Hi,
I have this simple df
data.frame <- data.frame(
stringsAsFactors = FALSE,
check.names = FALSE,
`Registration Date` = c("2016-04-29",
"2023-05-26","2021-06-09","2021-06-25","2022-06-15",
"2020-06-19","2016-02-23","2011-03-31","2022-06-10",
"2006-09-01","2018-06-29","2020-03-16","2022-05-30"),
`Delivery Date` = c("2016-04-29",
"2023-05-31","2021-06-01","2021-06-30","2022-06-16",
"2020-06-19",NA,NA,"2022-06-11",NA,"2010-09-30",
"2020-03-16","2022-06-30"),
`Call Notes` = c("it does it",
"Sent email yesterday, doesn't work.",
NA,"Customer got new car on order with Beechwood.",
"Booked. 10.05.2023 HP",NA,
"This call was automatically generated as a result of the overnight booking data feed.",NA,"Booked. 10.05.2023 HP",
"Booked. 31.05.2023 HP","CAN APPROACH CUSTOMER ON DAY OF BOOKING.",
"This call was automatically generated as a result of the overnight booking data feed.",
"This call was automatically generated as a result of the overnight booking data feed.")
)
data.frame
where I categorise comments using this code:
library(dplyr)
library(stringr)
data.frame <- rename(data.frame, CallNotes = 'Call Notes')
str(data.frame)
result <- data.frame %>%
mutate(Cat.Blank = if_else(is.na(CallNotes),1,0),
Cat.OvernightBooking = if_else(str_detect(CallNotes, regex("overnight\\sbooking", ignore_case = TRUE, multiline = TRUE)), 1,0),
Cat.Booked = if_else(str_detect(CallNotes, regex("booked|boooked", ignore_case = TRUE, multiline = TRUE)), 1,0),
Cat.DoesNot.DidNot = if_else(str_detect(CallNotes, regex("does", ignore_case = TRUE, multiline = TRUE)), 1,0)) %>%
mutate(All = max(c_across(starts_with("Cat.")), na.rm = T)) %>%
mutate(Cat.Other = case_when(
All ==0 ~ 1,
All > 0 ~ 0))
str(result)
library(dplyr)
result <- select(result, -All)
result <- result %>%
mutate_at(vars(-c(1:3)), ~if_else(is.na(.), 0, .))
str(result)
but I have following issues:
- "Does" and "Doesn't" are categorised the same way as I cannot find a way of including expressions with an apostrophe (')

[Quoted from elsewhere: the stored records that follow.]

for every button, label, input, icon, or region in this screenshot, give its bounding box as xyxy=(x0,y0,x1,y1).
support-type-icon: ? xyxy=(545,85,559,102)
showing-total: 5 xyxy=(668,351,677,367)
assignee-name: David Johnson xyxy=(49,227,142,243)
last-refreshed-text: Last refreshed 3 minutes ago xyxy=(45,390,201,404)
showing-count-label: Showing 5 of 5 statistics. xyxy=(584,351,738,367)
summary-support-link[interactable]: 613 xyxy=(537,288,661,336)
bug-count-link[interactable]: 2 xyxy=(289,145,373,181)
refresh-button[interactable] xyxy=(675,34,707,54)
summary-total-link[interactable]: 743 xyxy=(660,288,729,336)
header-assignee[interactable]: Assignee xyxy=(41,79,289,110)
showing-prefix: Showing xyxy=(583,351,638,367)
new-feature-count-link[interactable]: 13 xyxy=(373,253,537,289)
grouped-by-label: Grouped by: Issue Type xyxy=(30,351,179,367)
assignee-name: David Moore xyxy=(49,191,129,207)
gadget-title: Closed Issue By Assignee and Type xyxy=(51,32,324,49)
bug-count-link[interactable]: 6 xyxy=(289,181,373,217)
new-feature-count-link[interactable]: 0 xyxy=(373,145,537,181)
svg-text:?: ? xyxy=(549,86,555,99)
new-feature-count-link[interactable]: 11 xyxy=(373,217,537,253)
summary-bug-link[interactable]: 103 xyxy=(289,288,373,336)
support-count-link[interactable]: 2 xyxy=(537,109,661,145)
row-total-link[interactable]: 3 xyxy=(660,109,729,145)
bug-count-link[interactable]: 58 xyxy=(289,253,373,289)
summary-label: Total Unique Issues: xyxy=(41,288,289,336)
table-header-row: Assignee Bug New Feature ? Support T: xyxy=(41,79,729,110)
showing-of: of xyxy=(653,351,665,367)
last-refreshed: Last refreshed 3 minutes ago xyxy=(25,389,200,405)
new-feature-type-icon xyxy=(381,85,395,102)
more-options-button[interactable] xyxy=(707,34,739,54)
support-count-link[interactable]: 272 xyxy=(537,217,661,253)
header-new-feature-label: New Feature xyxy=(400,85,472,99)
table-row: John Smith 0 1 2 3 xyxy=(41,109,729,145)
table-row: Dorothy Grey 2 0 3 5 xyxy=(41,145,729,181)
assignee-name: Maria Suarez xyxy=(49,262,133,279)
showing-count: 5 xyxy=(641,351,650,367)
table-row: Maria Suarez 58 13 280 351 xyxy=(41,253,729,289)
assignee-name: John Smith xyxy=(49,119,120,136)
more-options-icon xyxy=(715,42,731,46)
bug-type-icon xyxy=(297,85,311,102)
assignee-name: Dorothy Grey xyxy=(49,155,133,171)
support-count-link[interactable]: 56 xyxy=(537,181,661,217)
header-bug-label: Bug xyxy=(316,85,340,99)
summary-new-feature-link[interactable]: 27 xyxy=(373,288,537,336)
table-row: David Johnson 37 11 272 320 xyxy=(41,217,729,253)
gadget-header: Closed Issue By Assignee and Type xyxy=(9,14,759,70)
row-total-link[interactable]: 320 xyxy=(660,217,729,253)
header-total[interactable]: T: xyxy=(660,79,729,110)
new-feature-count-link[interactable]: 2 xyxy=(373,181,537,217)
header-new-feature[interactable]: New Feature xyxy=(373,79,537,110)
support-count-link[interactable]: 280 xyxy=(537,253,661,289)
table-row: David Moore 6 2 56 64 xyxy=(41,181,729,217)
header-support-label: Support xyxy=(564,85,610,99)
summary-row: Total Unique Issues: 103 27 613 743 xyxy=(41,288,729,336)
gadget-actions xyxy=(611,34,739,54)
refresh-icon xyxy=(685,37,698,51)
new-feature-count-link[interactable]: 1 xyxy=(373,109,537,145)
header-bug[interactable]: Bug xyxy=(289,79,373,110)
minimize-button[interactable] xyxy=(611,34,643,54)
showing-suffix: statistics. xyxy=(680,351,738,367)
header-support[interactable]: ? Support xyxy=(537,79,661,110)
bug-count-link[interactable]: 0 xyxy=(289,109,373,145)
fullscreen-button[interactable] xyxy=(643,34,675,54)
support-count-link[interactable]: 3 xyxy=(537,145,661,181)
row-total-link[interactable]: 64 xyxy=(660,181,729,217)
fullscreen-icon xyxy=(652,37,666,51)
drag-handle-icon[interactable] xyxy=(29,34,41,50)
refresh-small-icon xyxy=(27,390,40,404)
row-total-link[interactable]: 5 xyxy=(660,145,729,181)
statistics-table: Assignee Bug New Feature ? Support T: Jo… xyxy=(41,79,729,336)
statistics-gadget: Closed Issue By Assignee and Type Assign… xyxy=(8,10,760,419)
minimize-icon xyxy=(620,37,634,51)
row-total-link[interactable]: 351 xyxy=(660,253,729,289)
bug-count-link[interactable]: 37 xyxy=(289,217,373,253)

- My awkward way of creating category called "Other" is not working and is overcomplicated. Basically, every record not blank and not categorised should be coded as "Cat.Other". I would like to use c_across for variables including "Cat."
- In the end, all "Cat." variables should be 0 or 1 and my final code includes vars(-c(1:3)) which should be replaced by c_across for variables including "Cat."
- Finally, I believe everything should work as one coding process instead of my weird three stages.
Can anyone help me to do it proplerly?